Sparse distributed memory (SDM) is a mathematical model of human long-term memory introduced by Pentti Kanerva in 1988 while he was at NASA Ames Research Center. It is a generalized random-access memory (RAM) for long (e.g., 1,000 bit) binary words. These words serve as both addresses to and data for the memory. The main attribute of the memory is sensitivity to similarity, meaning that a word can be read back not only by giving the original write address but also by giving one close to it, as measured by the number of mismatched bits (i.e., the Hamming distance between memory addresses).
SDM implements transformation from logical space to physical space using distributed data representation and storage, similarly to encoding processes in human memory. A value corresponding to a logical address is stored into many physical addresses. This way of storing is robust and not deterministic. A memory cell is not addressed directly. If input data (logical addresses) are partially damaged at all, we can still get correct output data.
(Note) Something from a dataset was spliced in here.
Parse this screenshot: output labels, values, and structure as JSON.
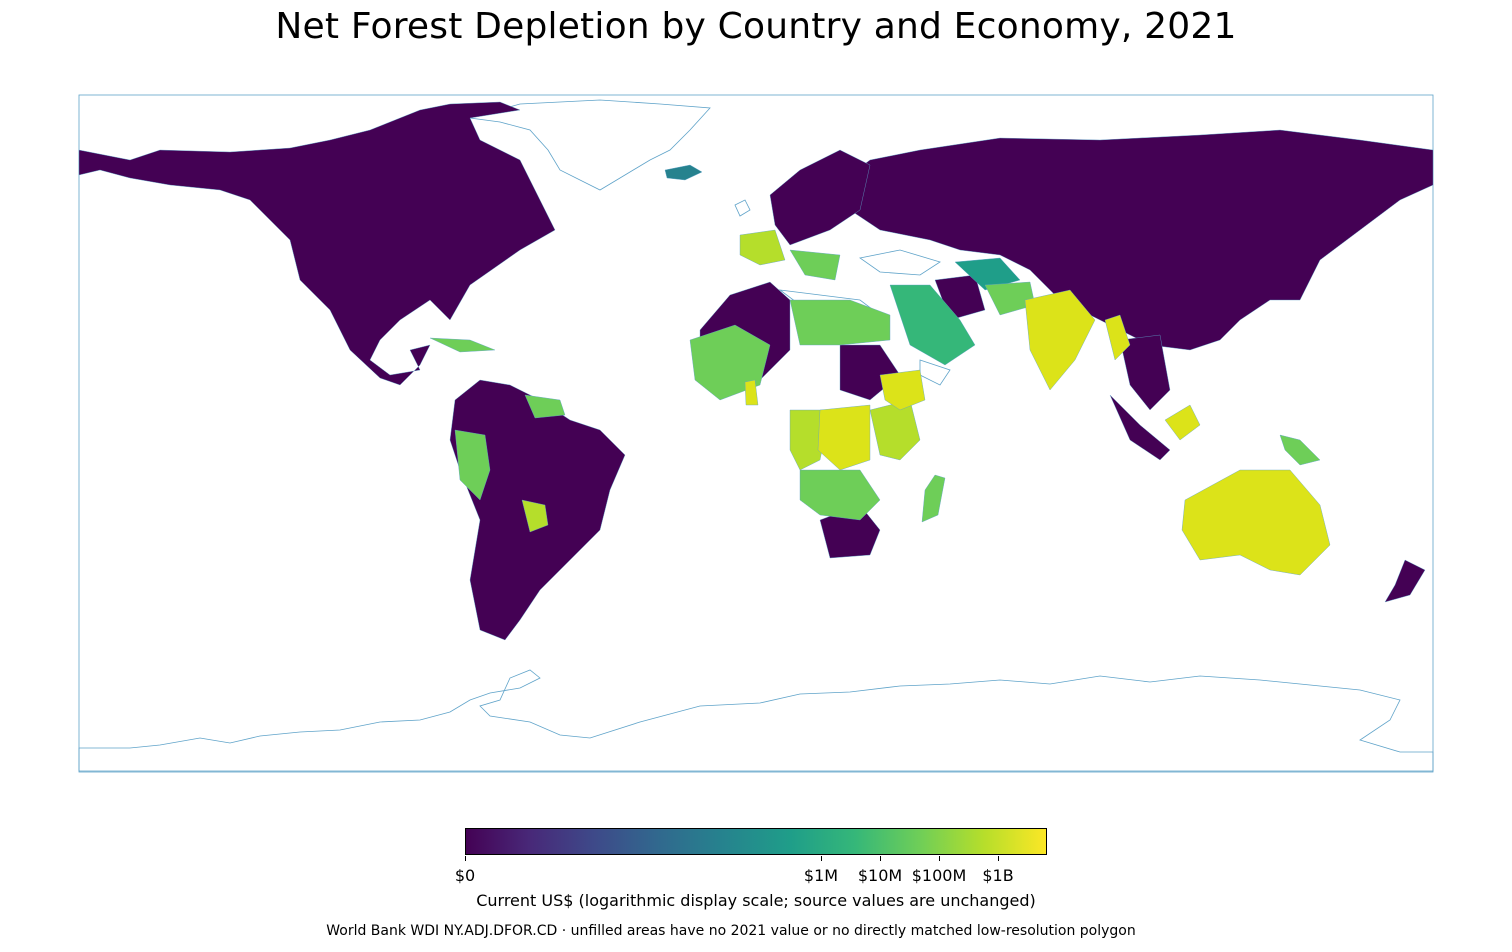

The theory of the memory is mathematically complete and has been verified by computer simulation. It arose from the observation that the distances between points of a high-dimensional space resemble the proximity relations between concepts in human memory. The theory is also practical in that memories based on it can be implemented with conventional RAM-memory elements.
Human memory has a tendency to congregate memories based on similarities between them(although they may not be related), such as "firetrucks are red and apples are red". Sparse distributed memory is a mathematical representation of human memory, and uses high-dimensional space to help model the large amounts of memory that mimics that of the human neural network. An important property of such high dimensional spaces is that two randomly chosen vectors are relatively far away from each other, meaning that they are uncorrelated. SDM can be considered a realization of Locality-sensitive hashing.